After three years of racing primarily in Europe, Will Routley is coming back a little closer to home.
The Whistler-raised pro cyclist has signed with Team Optum p/b Kelly Benefit Strategies for the 2014 season and will soon begin preparing for a race calendar that will feature races mainly in North America.
Although most of the world's prestigious road cycling races are based over in Europe, making the move back across the Atlantic is hardly a step back for the 30-year-old.
Optum is arguably the best Pro Continental squad based out of North America, and with an increasing amount of top-tier UCI races taking place in the U.S. and Canada each year, Routley will still be up against his fair share of elite competitors in the peloton.
"It's going to be tough," Routley told Pique last week from his home in Abbotsford. "I think the amount of top-level racing in North America now makes it legitimate for European teams to come over... it's a lot of international racing (over here) now."
During his two seasons with the now-defunct Team SpiderTech in 2011 and 2012, as well as this past year with Belgium's Accent Jobs-Wanty, Routley had a few opportunities to race close to home — his first-place finish in the RBC GranFondo Whistler this summer was the first time he'd participated in the hometown event — but spent most of his time over in Europe.
Routley, who recently married fellow pro cyclist and B.C. native Shoshauna Laxson and has set down roots on a Fraser Valley farm, said he was "keen to spend more time over here."
"While I was in Europe, I found myself watching races like the Tour of California on the stream online," he said. "So I was thinking, 'Maybe I'm missing out.'
"Optum is probably the best thing going in North America. It's a super solid team, so I'm pretty excited to be with those guys."
It's also a group that he's very familiar with. Routley will be reunited with Ryan Anderson, a fellow Canadian rider who was previously his teammate on SpiderTech and Symmetrics. Several others on the 13-rider roster, including another newcomer for 2014 in Brad Huff, are past teammates of Routley's as well.
"All of those guys, either as teammates or competitors, I know the majority of them," said Routley. "The environment is going to be really positive."

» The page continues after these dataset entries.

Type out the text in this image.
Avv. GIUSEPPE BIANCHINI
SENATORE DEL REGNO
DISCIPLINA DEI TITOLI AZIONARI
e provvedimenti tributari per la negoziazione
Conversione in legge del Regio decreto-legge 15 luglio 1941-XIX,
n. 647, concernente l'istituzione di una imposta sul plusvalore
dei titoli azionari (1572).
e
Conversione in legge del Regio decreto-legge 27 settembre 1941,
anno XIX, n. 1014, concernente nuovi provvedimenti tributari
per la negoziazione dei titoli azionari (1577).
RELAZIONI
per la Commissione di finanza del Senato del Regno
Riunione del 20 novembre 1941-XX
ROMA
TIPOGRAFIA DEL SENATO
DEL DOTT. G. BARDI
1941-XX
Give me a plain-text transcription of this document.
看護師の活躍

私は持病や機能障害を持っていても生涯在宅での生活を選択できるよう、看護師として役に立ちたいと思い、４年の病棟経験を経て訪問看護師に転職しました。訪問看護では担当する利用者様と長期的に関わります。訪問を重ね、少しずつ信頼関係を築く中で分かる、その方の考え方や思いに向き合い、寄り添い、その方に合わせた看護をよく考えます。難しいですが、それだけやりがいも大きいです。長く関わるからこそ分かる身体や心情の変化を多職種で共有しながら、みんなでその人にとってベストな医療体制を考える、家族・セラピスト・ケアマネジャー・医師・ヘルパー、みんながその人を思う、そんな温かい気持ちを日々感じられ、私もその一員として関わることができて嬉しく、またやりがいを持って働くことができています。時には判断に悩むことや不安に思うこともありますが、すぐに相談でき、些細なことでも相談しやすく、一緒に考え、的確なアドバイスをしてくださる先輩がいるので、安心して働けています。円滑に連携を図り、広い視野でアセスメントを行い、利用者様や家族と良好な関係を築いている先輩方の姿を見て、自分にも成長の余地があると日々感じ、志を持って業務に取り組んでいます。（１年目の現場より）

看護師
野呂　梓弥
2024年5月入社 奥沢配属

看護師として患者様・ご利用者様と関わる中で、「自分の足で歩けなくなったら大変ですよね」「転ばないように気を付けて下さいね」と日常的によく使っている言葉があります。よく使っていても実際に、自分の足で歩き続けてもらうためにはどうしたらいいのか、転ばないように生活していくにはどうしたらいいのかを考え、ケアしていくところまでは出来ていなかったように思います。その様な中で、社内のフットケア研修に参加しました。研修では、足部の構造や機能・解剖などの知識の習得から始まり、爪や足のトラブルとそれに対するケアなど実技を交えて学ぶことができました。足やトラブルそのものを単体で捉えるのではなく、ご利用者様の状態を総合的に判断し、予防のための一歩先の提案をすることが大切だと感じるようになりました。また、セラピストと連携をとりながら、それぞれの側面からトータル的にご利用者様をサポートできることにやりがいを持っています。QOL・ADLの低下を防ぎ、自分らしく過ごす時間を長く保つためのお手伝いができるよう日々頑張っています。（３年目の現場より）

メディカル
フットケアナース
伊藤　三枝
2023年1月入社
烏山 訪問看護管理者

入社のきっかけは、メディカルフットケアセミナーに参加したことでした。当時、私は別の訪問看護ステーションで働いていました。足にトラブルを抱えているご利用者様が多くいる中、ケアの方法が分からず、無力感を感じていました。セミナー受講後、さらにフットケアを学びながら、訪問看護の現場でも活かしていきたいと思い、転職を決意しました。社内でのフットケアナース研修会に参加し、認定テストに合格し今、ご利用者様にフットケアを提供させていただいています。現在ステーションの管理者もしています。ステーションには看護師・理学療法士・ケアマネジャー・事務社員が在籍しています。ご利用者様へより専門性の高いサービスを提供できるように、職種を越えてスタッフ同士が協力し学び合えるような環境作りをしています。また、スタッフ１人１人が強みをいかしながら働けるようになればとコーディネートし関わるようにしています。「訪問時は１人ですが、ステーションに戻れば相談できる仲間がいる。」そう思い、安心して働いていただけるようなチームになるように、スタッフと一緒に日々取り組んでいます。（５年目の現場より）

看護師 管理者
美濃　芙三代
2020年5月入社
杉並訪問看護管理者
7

Upon making the decision to come back to North America, Routley put in a call to Jonas Carney, performance director of Optum's men's team, and the two quickly put together a deal that would see the 2010 Canadian road race champ join the fold.
"Will Routley has been someone I have always had my eyes on," Carney said at the time of the 2014 team announcement. "He is a North American rider with lots of European experience and that is exactly the type of guy we like on our program."
That European experience is something that Routley looks back fondly on, describing "lots of positives" both on and off the bike.
"I got to do a lot of high-level racing, certainly learned a lot, and gained a lot of confidence and strength," he said. "It was a different experience really. All you ever do over there is race 200K or more, and that alone is different than what we're used to over here."
Optum's race calendar won't kick off as early as Routley's been accustomed to in Europe over the past three seasons, which has allowed him some time to train during the day and work on fixing up the new home in the evenings. He and Laxson, who rides for Red Truck Racing, will likely be headed down to California a few weeks into the New Year to begin ramping up their preparations for the season.
Although his schedule will feature mostly domestic races, Routley is hoping to make a return trip the Commonwealth Games, which are being hosted in Scotland in 2014. Routley represented Canada at the event in 2010, placing 19th in the men's road race, and he'd like to get another shot at the Games when they take place in Glasgow this summer.
"First things first I have to get selected," he said. "But from what I've been told... it's a course that would suit me. It's a pretty hard, undulating course. (In 2010) I was really strong but didn't get the result I wanted. Ever since then it's always been something in the back of my mind that I'd like to take another run at that."
Routley also missed out on the inaugural Tour of Alberta this year and is eager for the chance to participate in the stage race in 2014. Securing strong results at the Tour of California and in the Canadian championships are also his to-do list for the upcoming season, which will be Routley's 10th as a pro road rider.
"I switched from mountain bike when I was 21 and I'll be 31 this summer. Good grief," he laughed. "It feels like just yesterday but it's been quite a long ride."